[ticker-dev] Reply-To and Reply-From

Ian Lister ticker-lists at lister.dnsalias.net
Mon Oct 10 16:22:17 CDT 2005


Hi all,

Protocol development seems to have been stagnant for a while, but I'd like 
to propose a couple of new attributes related to cross-channel threading 
that I think would be useful. This might be a bit contentious because I 
know not everybody believes in cross-channel threading, but I see it and 
use it frequently (and find it useful) and think it could be made even 
more useful if these attributes are widely adopted.

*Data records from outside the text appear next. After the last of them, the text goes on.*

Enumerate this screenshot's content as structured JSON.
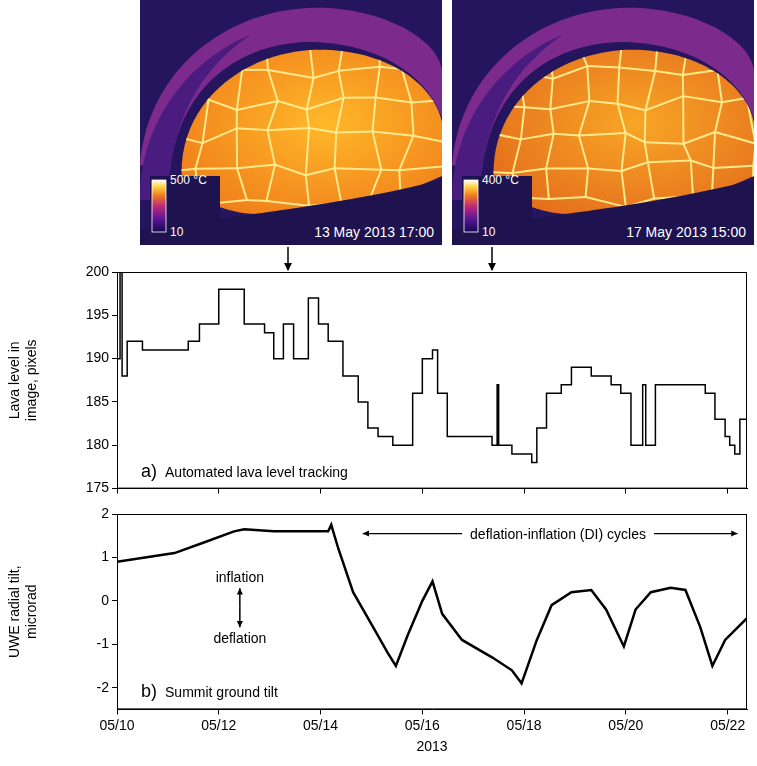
{
  "images": [
    {
      "colorbar": {
        "range": [
          10,
          500
        ],
        "ticks": [
          {
            "value": 500,
            "label": "500 °C"
          },
          10
        ]
      },
      "timestamp": "13 May 2013 17:00"
    },
    {
      "colorbar": {
        "range": [
          10,
          400
        ],
        "ticks": [
          {
            "value": 400,
            "label": "400 °C"
          },
          10
        ]
      },
      "timestamp": "17 May 2013 15:00"
    }
  ],
  "chart_data": [
    {
      "type": "line",
      "panel_label": "a)",
      "annotations": {
        "caption": "Automated lava level tracking"
      },
      "y_label": [
        "Lava level in",
        "image, pixels"
      ],
      "xlim": [
        10,
        22.38
      ],
      "xticks": [
        {
          "value": 10,
          "label": "05/10"
        },
        {
          "value": 12,
          "label": "05/12"
        },
        {
          "value": 14,
          "label": "05/14"
        },
        {
          "value": 16,
          "label": "05/16"
        },
        {
          "value": 18,
          "label": "05/18"
        },
        {
          "value": 20,
          "label": "05/20"
        },
        {
          "value": 22,
          "label": "05/22"
        }
      ],
      "ylim": [
        175,
        200
      ],
      "yticks": [
        175,
        180,
        185,
        190,
        195,
        200
      ],
      "grid": false,
      "tick_labels": "y",
      "series": [
        {
          "color": "#000000",
          "line_style": "stepped",
          "x": [
            10.0,
            10.06,
            10.1,
            10.2,
            10.5,
            11.0,
            11.4,
            11.62,
            11.8,
            12.0,
            12.3,
            12.5,
            12.9,
            13.08,
            13.27,
            13.47,
            13.76,
            13.96,
            14.15,
            14.44,
            14.74,
            14.93,
            15.13,
            15.42,
            15.61,
            15.81,
            16.0,
            16.2,
            16.3,
            16.49,
            16.98,
            17.37,
            17.47,
            17.5,
            17.76,
            18.15,
            18.25,
            18.44,
            18.73,
            18.93,
            19.32,
            19.71,
            19.9,
            20.1,
            20.29,
            20.33,
            20.39,
            20.58,
            21.27,
            21.56,
            21.75,
            21.95,
            22.04,
            22.14,
            22.24,
            22.38
          ],
          "values": [
            190,
            200,
            188,
            192,
            191,
            191,
            192,
            194,
            194,
            198,
            198,
            194,
            193,
            190,
            194,
            190,
            197,
            194,
            192,
            188,
            185,
            182,
            181,
            180,
            180,
            186,
            190,
            191,
            186,
            181,
            181,
            180,
            187,
            180,
            179,
            178,
            182,
            186,
            187,
            189,
            188,
            187,
            186,
            180,
            180,
            187,
            180,
            187,
            187,
            186,
            183,
            181,
            180,
            179,
            183,
            186
          ]
        }
      ]
    },
    {
      "type": "line",
      "panel_label": "b)",
      "annotations": {
        "caption": "Summit ground tilt",
        "up": "inflation",
        "down": "deflation",
        "cycles": "deflation-inflation (DI) cycles"
      },
      "x_label": "2013",
      "y_label": [
        "UWE radial tilt,",
        "microrad"
      ],
      "xlim": [
        10,
        22.38
      ],
      "xticks": [
        {
          "value": 10,
          "label": "05/10"
        },
        {
          "value": 12,
          "label": "05/12"
        },
        {
          "value": 14,
          "label": "05/14"
        },
        {
          "value": 16,
          "label": "05/16"
        },
        {
          "value": 18,
          "label": "05/18"
        },
        {
          "value": 20,
          "label": "05/20"
        },
        {
          "value": 22,
          "label": "05/22"
        }
      ],
      "ylim": [
        -2.5,
        2
      ],
      "yticks": [
        -2,
        -1,
        0,
        1,
        2
      ],
      "grid": false,
      "series": [
        {
          "color": "#000000",
          "line_style": "solid",
          "x": [
            10.0,
            10.55,
            11.13,
            11.72,
            12.3,
            12.5,
            13.08,
            13.66,
            14.15,
            14.21,
            14.35,
            14.64,
            15.03,
            15.32,
            15.48,
            15.71,
            16.0,
            16.2,
            16.39,
            16.78,
            17.37,
            17.76,
            17.95,
            18.25,
            18.54,
            18.93,
            19.32,
            19.61,
            19.96,
            20.19,
            20.49,
            20.88,
            21.17,
            21.46,
            21.7,
            21.95,
            22.38
          ],
          "values": [
            0.9,
            1.0,
            1.1,
            1.35,
            1.6,
            1.65,
            1.6,
            1.6,
            1.6,
            1.75,
            1.2,
            0.2,
            -0.6,
            -1.2,
            -1.5,
            -0.8,
            0.0,
            0.45,
            -0.3,
            -0.9,
            -1.3,
            -1.6,
            -1.9,
            -0.9,
            -0.1,
            0.2,
            0.25,
            -0.2,
            -1.05,
            -0.2,
            0.2,
            0.3,
            0.25,
            -0.6,
            -1.5,
            -0.9,
            -0.4
          ]
        }
      ]
    }
  ]
}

There are two main situations in which cross-channel threading is used 
that I've seen. The first is when a conversation starts on one topic and 
then meanders (or branches) off onto another topic that is more 
appropriate in a different group. This is frequently a conversation moving 
(in either direction) between technical work and casual chat or between 
different fields of work.

The other common situation is producers that essentially have their own 
group but may trigger discussion that is best done in another group. For 
example we have cvs2ticker set up to report all CVS commits to a "cvs" 
group, but that may trigger discussion about the merits of that particular 
patch, more work that needs to be done or other related technical issues, 
all of which is better done in the "dev" group. Similarly our automated 
builds generate a notification to the "build" group but can cause 
conversations about the causes of build failures that are best done in 
"dev". Currently they're sometimes done in "dev", sometimes in "cvs" or 
"build" and often the conversation switches at some arbitrary point when 
somebody realises they're on an inappropriate channel.

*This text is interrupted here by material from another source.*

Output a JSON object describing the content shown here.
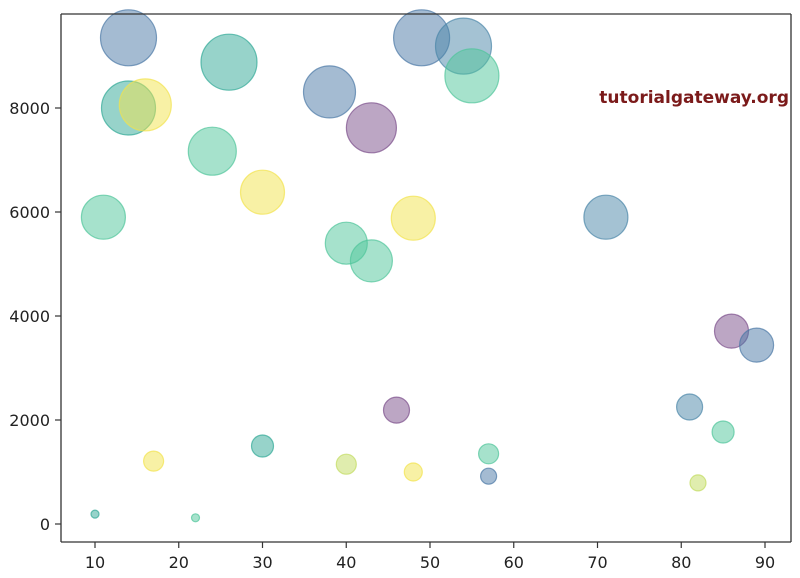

There's an argument that both CVS and build notifications (as well as 
anything else that might be related) should be in the same group as 
technical discussion. In fact we used to operate this way some years back 
but there sufficient feeling that they should be split that we did so. 
More recently we've also had the need to split some technical discussion 
into different groups.


Anyway, the first new attribute is "Reply-To", which specifies the name of 
a group that replies should be sent to by default (if different to the 
current group). The intended use of this is producers in the second case 
above. Both our CVS and build producers set a "Reply-To" attribute with a 
value of "dev" and, if ticker clients honoured it, follow-up discussion 
would always go to "dev" unless explicitly overridden by the user. I don't 
see a particular need for the GUI of Tickertape clients to be complicated 
by an option to set it on outgoing notifications, though.

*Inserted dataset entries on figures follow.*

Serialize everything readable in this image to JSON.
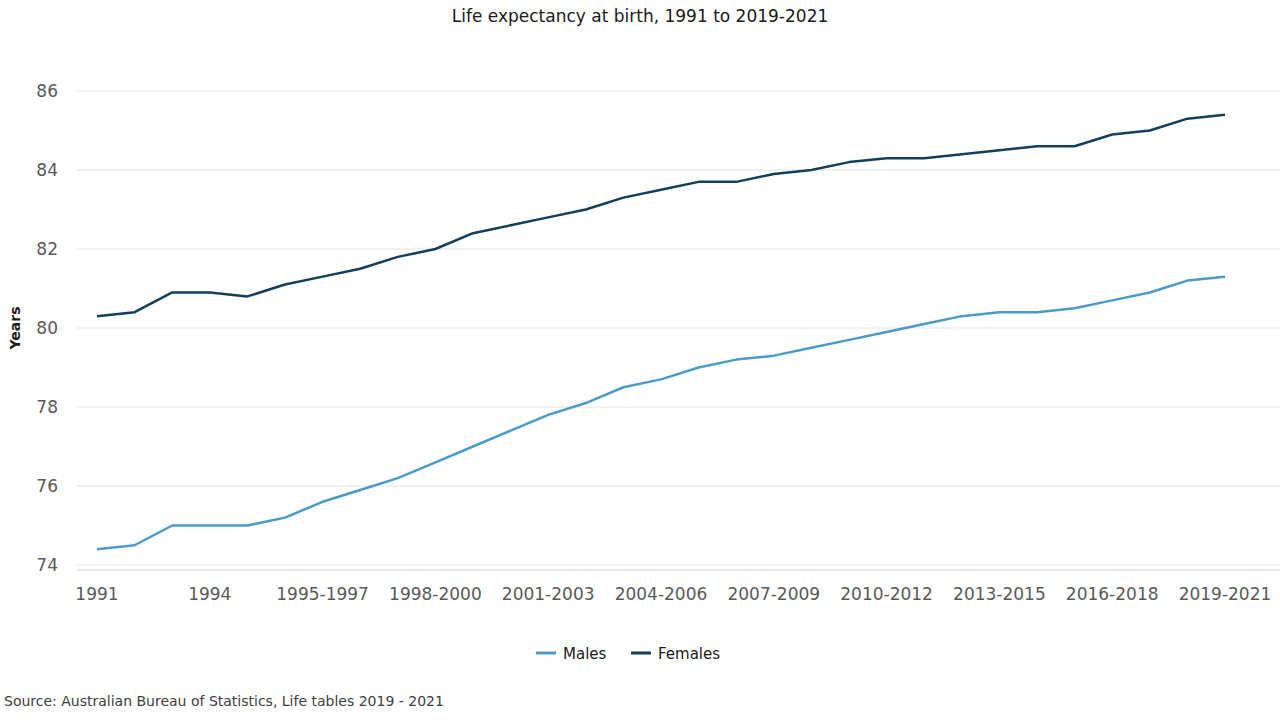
{
  "chart_data": {
    "type": "line",
    "title": "Life expectancy at birth, 1991 to 2019-2021",
    "y_label": "Years",
    "source": "Source: Australian Bureau of Statistics, Life tables 2019 - 2021",
    "categories": [
      "1991",
      null,
      null,
      "1994",
      null,
      null,
      "1995-1997",
      null,
      null,
      "1998-2000",
      null,
      null,
      "2001-2003",
      null,
      null,
      "2004-2006",
      null,
      null,
      "2007-2009",
      null,
      null,
      "2010-2012",
      null,
      null,
      "2013-2015",
      null,
      null,
      "2016-2018",
      null,
      null,
      "2019-2021"
    ],
    "series": [
      {
        "name": "Males",
        "color": "#4a9bc7",
        "values": [
          74.4,
          74.5,
          75.0,
          75.0,
          75.0,
          75.2,
          75.6,
          75.9,
          76.2,
          76.6,
          77.0,
          77.4,
          77.8,
          78.1,
          78.5,
          78.7,
          79.0,
          79.2,
          79.3,
          79.5,
          79.7,
          79.9,
          80.1,
          80.3,
          80.4,
          80.4,
          80.5,
          80.7,
          80.9,
          81.2,
          81.3
        ]
      },
      {
        "name": "Females",
        "color": "#133f5c",
        "values": [
          80.3,
          80.4,
          80.9,
          80.9,
          80.8,
          81.1,
          81.3,
          81.5,
          81.8,
          82.0,
          82.4,
          82.6,
          82.8,
          83.0,
          83.3,
          83.5,
          83.7,
          83.7,
          83.9,
          84.0,
          84.2,
          84.3,
          84.3,
          84.4,
          84.5,
          84.6,
          84.6,
          84.9,
          85.0,
          85.3,
          85.4
        ]
      }
    ],
    "ylim": [
      74,
      86
    ],
    "yticks": [
      74,
      76,
      78,
      80,
      82,
      84,
      86
    ],
    "grid": true,
    "legend": "bottom"
  }
}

The other attribute is "Reply-From", which specifies the name of the group 
of the message that this message is in reply to (if different to the 
current group). For example, anybody replying to a CVS notification would 
set a "Reply-From" attribute with a value of "cvs". This allows other 
consumers to see where it was that something came from, and possibly 
assist them in getting context if they needed to. I would suggest that 
Tickertape clients, as well as emitting the attribute where appropriate, 
display the message with "(from cvs)" prepended, or something along those 
lines. This includes scrollers and threaded history displays within both 
clients and loggers where the message parent is not shown immediately 
above the message.

Below is an example of both attributes in use:

--- A commit notification on "cvs", with replies directed to "dev":
Group: "cvs"
From: "alice at example.com"
Message: "In yatc: Modified scroller.s: Initialise foo before bar so that 
baz doesn't break. Fixes bug #123."
Reply-To: "dev"
Message-Id: "a"
--- A follow-up comment directed to "dev" by the Reply-To attribute:
Group: "dev"
From: "alice at example.com"
In-Reply-To: "a"
Reply-From: "cvs"
Message: "I think that's the last of the serious bugs fixed for this
week. We can move on to those new features next week."
Message-Id: "b"
--- A reply directed to "Chat" by hand:
Group: "Chat"
From: "bob at example.com"
In-Reply-To: "b"
Reply-From: "dev"
Message: "Yay! I reckon that makes it beer o'clock."
Message-Id: "c"
---

Possibly both attributes should have "-Group" on the end of them to make 
them a bit less ambiguous and to reduce the chance of collision with 
something different in the future. "Reply-From" could possibly also do 
with a better name.

Any thoughts? Anybody interested in implementing this?